La gauche manque d’imagination. Je ne parle pas de ceux qui gouvernent. Ils n’ont même plus le vernis de « gauche », bien qu’ils persistent à usurper leur appartenance au courant émancipateur.
Une partie de la gauche s’engouffre dans une opération primaire. Ce fourvoiement fait peine à voir. Qui peut croire que l’onction d’apparence démocratique d’une primaire effacerait ce fait qui consiste à remettre dans les mains d’une seule personne des pouvoirs exorbitants.

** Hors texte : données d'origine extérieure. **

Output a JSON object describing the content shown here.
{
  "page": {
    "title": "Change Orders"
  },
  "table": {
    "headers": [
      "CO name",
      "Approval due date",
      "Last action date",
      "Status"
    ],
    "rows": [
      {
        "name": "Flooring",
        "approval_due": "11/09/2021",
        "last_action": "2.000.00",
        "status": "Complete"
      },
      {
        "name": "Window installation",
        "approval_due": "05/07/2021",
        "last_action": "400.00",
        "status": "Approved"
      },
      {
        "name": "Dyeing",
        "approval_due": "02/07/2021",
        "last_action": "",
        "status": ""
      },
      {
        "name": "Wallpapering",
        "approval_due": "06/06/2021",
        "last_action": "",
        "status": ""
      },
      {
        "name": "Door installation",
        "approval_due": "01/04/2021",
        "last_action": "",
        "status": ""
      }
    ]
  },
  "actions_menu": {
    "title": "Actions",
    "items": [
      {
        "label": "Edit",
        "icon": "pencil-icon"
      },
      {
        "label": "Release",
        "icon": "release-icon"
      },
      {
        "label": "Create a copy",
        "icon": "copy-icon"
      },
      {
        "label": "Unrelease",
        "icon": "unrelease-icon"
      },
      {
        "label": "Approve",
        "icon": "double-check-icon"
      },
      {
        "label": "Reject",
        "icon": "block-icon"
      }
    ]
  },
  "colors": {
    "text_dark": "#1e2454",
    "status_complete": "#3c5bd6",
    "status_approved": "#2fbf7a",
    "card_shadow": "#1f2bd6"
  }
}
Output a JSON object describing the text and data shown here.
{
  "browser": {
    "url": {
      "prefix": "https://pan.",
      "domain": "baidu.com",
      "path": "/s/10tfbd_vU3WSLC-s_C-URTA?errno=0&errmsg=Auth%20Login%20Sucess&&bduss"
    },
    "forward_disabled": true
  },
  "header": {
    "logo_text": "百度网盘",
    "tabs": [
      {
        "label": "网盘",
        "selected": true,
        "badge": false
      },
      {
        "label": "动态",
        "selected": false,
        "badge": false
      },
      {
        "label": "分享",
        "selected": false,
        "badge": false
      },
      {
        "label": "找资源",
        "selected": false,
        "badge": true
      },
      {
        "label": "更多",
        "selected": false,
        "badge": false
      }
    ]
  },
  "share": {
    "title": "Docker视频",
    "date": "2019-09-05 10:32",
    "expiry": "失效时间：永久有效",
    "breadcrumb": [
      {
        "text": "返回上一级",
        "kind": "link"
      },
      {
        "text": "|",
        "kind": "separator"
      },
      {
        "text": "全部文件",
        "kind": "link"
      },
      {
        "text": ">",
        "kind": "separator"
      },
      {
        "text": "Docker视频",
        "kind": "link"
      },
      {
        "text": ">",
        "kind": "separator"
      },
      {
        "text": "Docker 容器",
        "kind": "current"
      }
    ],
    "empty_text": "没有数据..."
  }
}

Est-il possible de briser le carcan anti-démocratique de la 5e République ? La question est certes difficile. Pourtant, il y a au moins une solution susceptible de redonner l’espoir et de mobiliser : mener une campagne tambour battant, avec de multiples comités locaux, pour une 6e République, pour une République sociale et démocratique. Occuper le terrain autrement, dès maintenant. Sans candidature à la présidentielle.
Cela suppose que des formes nouvelles du débat soient inventées, en s’inspirant, par exemple, de la campagne 2004/2005 (référendum sur le TCE), mais aussi de la Grèce (en dépit de l’étranglement qu’elle a subi), de l’Espagne, et même de 1789/1793 pour remonter plus loin. Cela suppose que toutes les questions soient ouvertes, investies, soumises à la réflexion, en ne fuyant pas les contradictions ni les questions difficiles. En s’appuyant sur les luttes, il s’agit de rassembler et de construire.
Cette proposition peut provoquer scepticisme et réticences. La forte participation à cette élection, l’engouement qu’elle suscite, devraient interroger : élection populaire ne veut pas dire démocratique. Les groupes dirigeants coalisés n’ont nul besoin de démocratie. Parader, organiser des grand-messes leur suffit pour faire croire au peuple qu’il est appelé à se prononcer « démocratiquement ». En revanche, participer à cette élection plébiscitaire, c’est prendre le risque de renforcer le système combattu, de le banaliser. Dire qu’y participer est le seul moyen de pouvoir la contester est une aporie. La multiplicité des candidatures ne change rien à cela.
Plutôt que servir d’alibi à une opération anti-démocratique mieux vaudrait, avec tout le mouvement contestataire, avec les porteurs du projet éco-socialiste, engager dès maintenant, une immense campagne pour une constitution démocratique et sociale. L’heure du peuple, programme-titre du Parti de gauche, ou la République sociale, ne peuvent advenir si la bataille s’englue, si la gauche encore une fois tombe dans le guet-apens constitutionalisé de la 5e République. Celles et tous ceux qui espèrent et souhaitent une politique sociale digne de ce nom, une politique culturelle pour le plaisir et l’émancipation de tous, une politique économique qui ne soit plus soumise au capital, une politique de relations internationales qui ferait de la paix, de la solidarité et de la coopération un axe essentiel, tous ceux-là devraient être convaincus que cette ambition n’a aucune chance d’aboutir dans le cadre constitutionnel existant.
En droit et en fait, le cadre constitutionnel français est un véritable verrou. Le marché y impose sa loi, via le traité de Lisbonne. Le peuple est exclu. Le pouvoir exécutif, à tous les niveaux, limite outrancièrement le pouvoir législatif (délibératif) et l’initiative populaire. Changer la constitution, en mobilisant l’énergie créatrice et l’intelligence collective du peuple est une condition sine quoi non pour recréer une gauche de transformations sociale, multiple, combative, puissante et, ce faisant, inventer une architecture démocratique de fonctionnement permanent, à toutes les échelles et dans tous les espaces où se construit du commun.